With a nice bar and a delicious breakfast buffet, this is an ideal hotel in Potsdam.
Plan your trip – How to get to Potsdam
Potsdam is easily reached by car from all directions, and if you arrive by plane at Berlin Brandenburg Airport (BER) you can catch an hourly regional train (RB22) direction Berlin Friedrichstrasse. Don’t get confused about the train going to Berlin, it’s passing Potsdam on its way. From the airport, you can also reach Potsdam with bus BER2.
How to get to Potsdam from Berlin
Most visitors arrive in Potsdam from Berlin. You can travel from Berlin to Potsdam by the regional train (RE1) from e.g Alexanderplatz or Hauptbahnhof (central station). The journey takes around 25 minutes from the central station.

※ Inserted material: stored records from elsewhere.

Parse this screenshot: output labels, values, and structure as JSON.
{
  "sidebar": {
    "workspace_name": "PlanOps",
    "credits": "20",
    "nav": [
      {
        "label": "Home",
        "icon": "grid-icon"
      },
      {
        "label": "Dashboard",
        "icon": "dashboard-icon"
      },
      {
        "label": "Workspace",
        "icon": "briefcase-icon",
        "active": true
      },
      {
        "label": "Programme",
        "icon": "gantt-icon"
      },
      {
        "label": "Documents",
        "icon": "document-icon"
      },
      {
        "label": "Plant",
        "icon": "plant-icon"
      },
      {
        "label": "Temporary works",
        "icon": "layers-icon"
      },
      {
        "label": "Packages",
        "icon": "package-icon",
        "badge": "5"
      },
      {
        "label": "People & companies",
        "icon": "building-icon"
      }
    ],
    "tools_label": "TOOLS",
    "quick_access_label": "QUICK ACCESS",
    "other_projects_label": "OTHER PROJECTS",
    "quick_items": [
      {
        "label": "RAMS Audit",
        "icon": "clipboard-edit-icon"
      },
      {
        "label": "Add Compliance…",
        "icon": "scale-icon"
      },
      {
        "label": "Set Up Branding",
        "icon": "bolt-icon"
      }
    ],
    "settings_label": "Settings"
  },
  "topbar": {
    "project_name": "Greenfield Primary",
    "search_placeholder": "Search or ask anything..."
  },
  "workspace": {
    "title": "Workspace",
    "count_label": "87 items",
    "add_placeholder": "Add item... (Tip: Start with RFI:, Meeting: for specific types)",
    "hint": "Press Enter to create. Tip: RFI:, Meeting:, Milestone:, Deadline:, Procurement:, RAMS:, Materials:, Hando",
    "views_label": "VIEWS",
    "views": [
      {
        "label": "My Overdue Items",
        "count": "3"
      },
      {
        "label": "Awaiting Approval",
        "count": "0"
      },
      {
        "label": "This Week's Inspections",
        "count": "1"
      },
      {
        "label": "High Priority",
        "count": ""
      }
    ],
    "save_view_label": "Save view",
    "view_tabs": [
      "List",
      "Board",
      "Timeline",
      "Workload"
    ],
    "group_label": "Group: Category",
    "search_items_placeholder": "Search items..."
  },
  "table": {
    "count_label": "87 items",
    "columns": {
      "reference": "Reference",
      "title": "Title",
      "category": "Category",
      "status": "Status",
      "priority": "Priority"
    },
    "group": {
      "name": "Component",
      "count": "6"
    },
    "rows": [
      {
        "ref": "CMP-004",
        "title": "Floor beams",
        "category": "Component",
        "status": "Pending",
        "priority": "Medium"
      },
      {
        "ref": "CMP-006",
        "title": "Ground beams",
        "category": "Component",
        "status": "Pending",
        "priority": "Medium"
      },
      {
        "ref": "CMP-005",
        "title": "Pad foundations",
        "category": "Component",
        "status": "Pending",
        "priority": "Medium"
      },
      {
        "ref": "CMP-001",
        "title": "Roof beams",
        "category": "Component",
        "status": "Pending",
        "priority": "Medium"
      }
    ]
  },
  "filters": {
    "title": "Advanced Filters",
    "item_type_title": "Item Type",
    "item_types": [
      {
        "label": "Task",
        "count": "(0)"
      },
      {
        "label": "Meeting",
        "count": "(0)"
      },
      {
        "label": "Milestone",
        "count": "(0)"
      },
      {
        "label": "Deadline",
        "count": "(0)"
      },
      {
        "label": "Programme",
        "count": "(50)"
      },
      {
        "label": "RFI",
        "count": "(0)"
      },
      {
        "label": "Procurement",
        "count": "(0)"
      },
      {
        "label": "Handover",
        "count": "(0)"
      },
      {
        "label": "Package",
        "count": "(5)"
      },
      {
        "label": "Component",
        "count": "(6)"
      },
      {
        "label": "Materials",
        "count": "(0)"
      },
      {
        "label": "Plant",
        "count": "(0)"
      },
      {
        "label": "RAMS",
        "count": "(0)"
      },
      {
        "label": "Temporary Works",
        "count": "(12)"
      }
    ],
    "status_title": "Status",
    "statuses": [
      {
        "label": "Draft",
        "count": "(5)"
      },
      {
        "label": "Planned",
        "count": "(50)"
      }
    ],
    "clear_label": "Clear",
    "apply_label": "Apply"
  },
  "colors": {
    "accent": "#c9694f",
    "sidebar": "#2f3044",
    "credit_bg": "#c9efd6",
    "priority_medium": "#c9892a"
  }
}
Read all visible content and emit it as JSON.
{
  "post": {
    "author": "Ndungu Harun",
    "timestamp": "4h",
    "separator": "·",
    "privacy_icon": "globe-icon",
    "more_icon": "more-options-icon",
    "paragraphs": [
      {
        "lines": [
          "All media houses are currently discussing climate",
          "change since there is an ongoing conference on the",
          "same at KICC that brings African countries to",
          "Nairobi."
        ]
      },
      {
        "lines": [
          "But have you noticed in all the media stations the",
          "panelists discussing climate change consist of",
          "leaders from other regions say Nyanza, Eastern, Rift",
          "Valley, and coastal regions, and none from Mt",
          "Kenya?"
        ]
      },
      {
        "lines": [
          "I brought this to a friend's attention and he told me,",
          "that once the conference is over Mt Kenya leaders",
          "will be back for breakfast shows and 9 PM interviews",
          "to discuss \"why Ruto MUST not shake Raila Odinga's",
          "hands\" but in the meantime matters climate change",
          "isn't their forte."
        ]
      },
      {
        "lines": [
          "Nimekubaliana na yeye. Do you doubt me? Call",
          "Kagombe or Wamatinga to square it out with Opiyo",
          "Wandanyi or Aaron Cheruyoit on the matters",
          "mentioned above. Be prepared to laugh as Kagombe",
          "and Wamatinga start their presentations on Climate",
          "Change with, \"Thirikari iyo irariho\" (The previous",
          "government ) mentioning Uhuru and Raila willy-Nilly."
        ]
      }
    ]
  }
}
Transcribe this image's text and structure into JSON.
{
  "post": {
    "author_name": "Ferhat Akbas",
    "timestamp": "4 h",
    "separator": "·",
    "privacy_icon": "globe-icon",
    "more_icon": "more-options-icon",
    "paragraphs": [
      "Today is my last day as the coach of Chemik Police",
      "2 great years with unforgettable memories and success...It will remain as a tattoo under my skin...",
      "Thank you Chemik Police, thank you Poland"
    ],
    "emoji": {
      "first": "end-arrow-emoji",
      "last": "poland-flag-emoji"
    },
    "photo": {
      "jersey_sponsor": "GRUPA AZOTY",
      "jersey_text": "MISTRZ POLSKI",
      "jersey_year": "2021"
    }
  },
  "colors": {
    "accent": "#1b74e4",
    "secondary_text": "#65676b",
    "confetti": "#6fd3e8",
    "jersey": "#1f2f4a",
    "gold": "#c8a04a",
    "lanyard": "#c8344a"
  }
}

You can also travel to Potsdam from Berlin with suburban train (S-Bahn, line S7). Depending on where in Berlin you start, the journey takes around 35-45 minutes.
Please note: You need to purchase a ticket for the zones ABC for travelling with public transport to Potsdam
When arriving at Potsdam Central Station you can walk to the Old Market Square in about 10-15 minutes.
Please note: This trip was a collaboration by an invitation from Potsdam Tourism. We have been sponsored via the collaboration to visit the hotels, restaurants, cafés and sights mentioned in this post. As always there are no guidelines or requirements of what we should write. All opinions in this post are our own and are not affected by the sponsorship.